Reflecting on the role of fashion week, an article published in Vox attributed the decline to the birth of influencers. I think it is wrong and unwise to not admit that it is a normal evolution of the way of communicating, which is entrusted with the task of disseminating the images. This leads to questioning the concept of exclusivity and that of the unveiling, the first exclusive and primary mission of the magazines. Magazines have changed when the way of propagating the images has changed, and consequently the purchase of the garments, which has moved the editorial titles to the background, which no longer dictates the trends. The magazines have gone through different phases of evolution over the past two decades. From blogs, we moved to Facebook, which is based on community interaction to then move on to Instagram, for a quick, immediate and only visual fruition, made of images that travel with a rapidness that the written word can not sustain. Magazines have lost power, now in the hands of micro-influencers. In a discourse of both information and influence, a post by Diet Prada or a Kendall pic, compared to a Vogue editorial, has more power now. There is no more dream or expectation, concepts that belong to the DNA of fashion and that justify the quality of the craftsmanship, exploited by the need for immediacy.

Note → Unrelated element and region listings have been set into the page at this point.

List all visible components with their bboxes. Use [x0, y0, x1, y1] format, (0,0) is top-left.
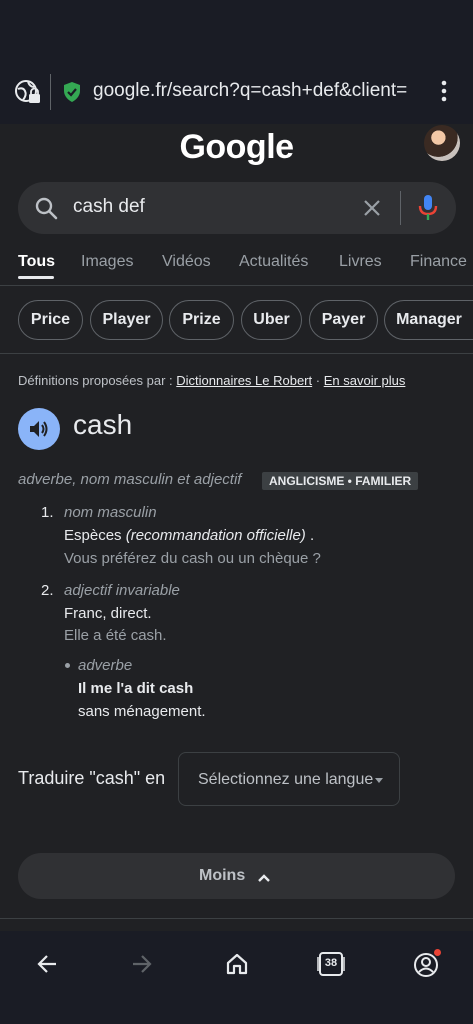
language-select-placeholder[interactable]: Sélectionnez une langue: [198, 771, 373, 789]
content-divider: [0, 918, 473, 919]
chip-prize[interactable]: Prize: [169, 300, 234, 340]
browser-menu-icon[interactable]: [439, 80, 449, 107]
chip-manager[interactable]: Manager: [384, 300, 473, 340]
sense-category: nom masculin: [64, 504, 157, 521]
search-divider: [400, 191, 401, 225]
account-icon[interactable]: [413, 952, 439, 983]
sub-sense-phrase: Il me l'a dit cash: [78, 680, 194, 697]
sub-sense-category: adverbe: [78, 657, 133, 674]
usage-tag: ANGLICISME • FAMILIER: [262, 472, 419, 490]
translate-label: Traduire "cash" en: [18, 768, 166, 788]
chip-payer[interactable]: Payer: [309, 300, 378, 340]
tab-actualites[interactable]: Actualités: [239, 253, 308, 271]
clear-icon[interactable]: [362, 198, 382, 223]
search-icon: [34, 196, 58, 225]
tab-images[interactable]: Images: [81, 253, 133, 271]
defined-word: cash: [73, 409, 133, 440]
definition-end: .: [309, 527, 315, 544]
chip-price[interactable]: Price: [18, 300, 83, 340]
site-info-icon[interactable]: [14, 78, 42, 111]
source-prefix: Définitions proposées par :: [18, 373, 173, 388]
chip-player[interactable]: Player: [90, 300, 163, 340]
tab-videos[interactable]: Vidéos: [162, 253, 211, 271]
sub-sense-definition: sans ménagement.: [78, 703, 206, 720]
grammar-info: adverbe, nom masculin et adjectif: [18, 471, 242, 488]
definition-main: Espèces: [64, 527, 122, 544]
active-tab-indicator: [18, 276, 54, 279]
less-button-label[interactable]: Moins: [199, 867, 245, 885]
url-text[interactable]: google.fr/search?q=cash+def&client=: [93, 80, 423, 102]
secure-shield-icon: [62, 81, 82, 108]
sense-category: adjectif invariable: [64, 582, 180, 599]
definitions-source: Définitions proposées par : Dictionnaire…: [18, 373, 405, 388]
google-logo[interactable]: Google: [0, 128, 473, 167]
learn-more-link[interactable]: En savoir plus: [324, 373, 406, 388]
sense-example: Vous préférez du cash ou un chèque ?: [64, 550, 321, 567]
chip-uber[interactable]: Uber: [241, 300, 302, 340]
definition-note: (recommandation officielle): [125, 527, 306, 544]
forward-arrow-icon[interactable]: [130, 953, 154, 980]
tab-livres[interactable]: Livres: [339, 253, 382, 271]
speaker-icon: [28, 418, 50, 445]
url-divider: [50, 74, 51, 110]
sense-definition: Espèces (recommandation officielle) .: [64, 527, 314, 544]
microphone-icon[interactable]: [418, 194, 438, 227]
tabs-divider: [0, 285, 473, 286]
sense-number: 2.: [41, 582, 54, 599]
tab-tous[interactable]: Tous: [18, 253, 55, 271]
sub-sense-bullet: [65, 663, 70, 668]
status-bar: [0, 0, 473, 62]
tabs-icon[interactable]: 38: [317, 951, 345, 977]
sense-definition: Franc, direct.: [64, 605, 152, 622]
avatar[interactable]: [424, 125, 460, 161]
back-arrow-icon[interactable]: [35, 953, 59, 980]
sense-number: 1.: [41, 504, 54, 521]
source-separator: ·: [315, 373, 321, 388]
home-icon[interactable]: [225, 952, 249, 981]
source-link[interactable]: Dictionnaires Le Robert: [176, 373, 312, 388]
chevron-up-icon: [257, 870, 271, 888]
notification-dot: [434, 949, 441, 956]
sense-example: Elle a été cash.: [64, 627, 167, 644]
tab-count: 38: [324, 957, 338, 969]
tab-finance[interactable]: Finance: [410, 253, 467, 271]
dropdown-caret-icon: [375, 778, 383, 783]
search-input[interactable]: cash def: [73, 196, 145, 218]
chips-divider: [0, 353, 473, 354]
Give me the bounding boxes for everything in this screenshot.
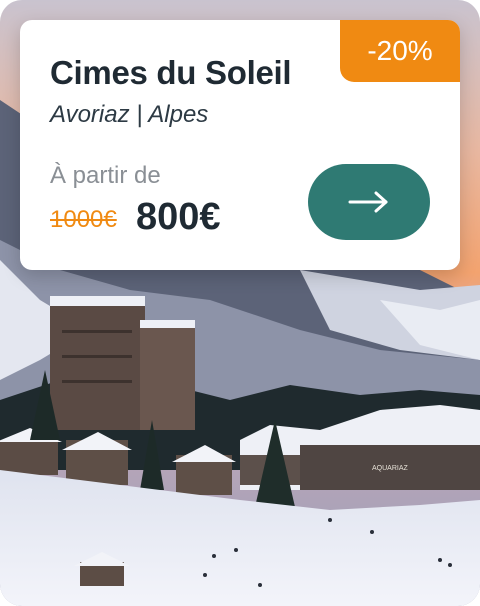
resort-location: Avoriaz | Alpes [50,101,209,128]
offer-info-panel: -20% Cimes du Soleil Avoriaz | Alpes À p… [20,20,460,270]
old-price: 1000€ [50,206,117,233]
price-from-label: À partir de [50,162,161,189]
arrow-right-icon [348,191,388,213]
discount-badge: -20% [340,20,460,82]
view-offer-button[interactable] [308,164,430,240]
resort-offer-card[interactable]: AQUARIAZ -20% Cimes du Soleil Avoriaz | … [0,0,480,606]
resort-title: Cimes du Soleil [50,54,292,91]
new-price: 800€ [136,196,221,238]
hotel-sign: AQUARIAZ [372,465,409,472]
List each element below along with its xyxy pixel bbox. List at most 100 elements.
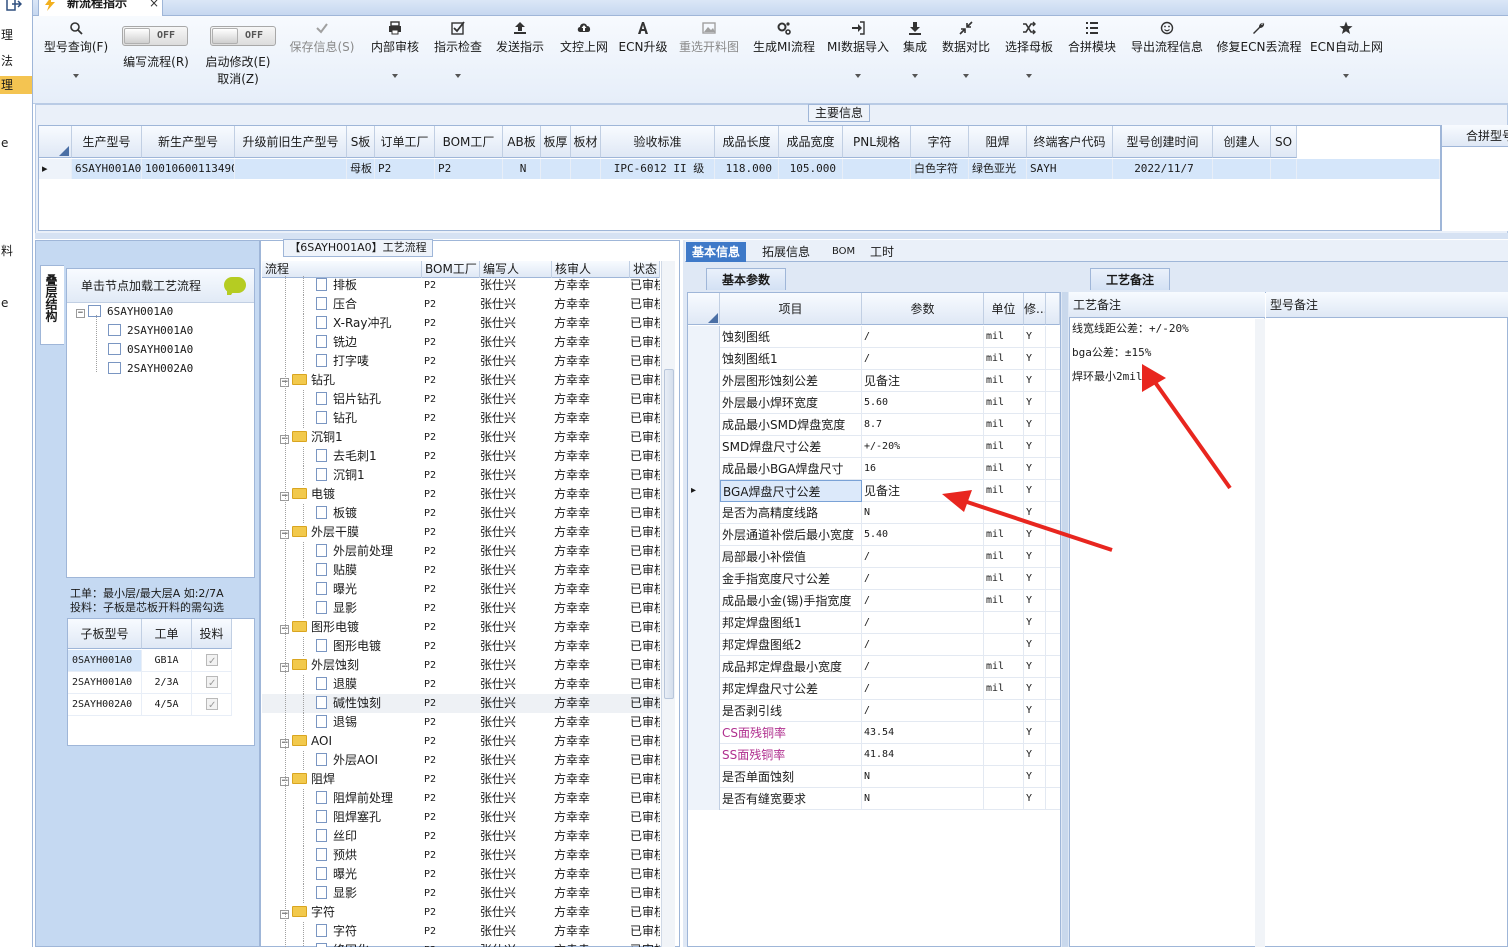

Milan has its historical moment and the attention of big brands, it can raise the level of Italian fashion, which perhaps is presumptuously thought of as being healthy. Milan should take on the example of London, more informal and creative in its proposals. Milan does not seem free from constraints and ready to break away from a rigid court label. Milan fashion believes it is enough in itself, but narcissism and presumption are only pathologies.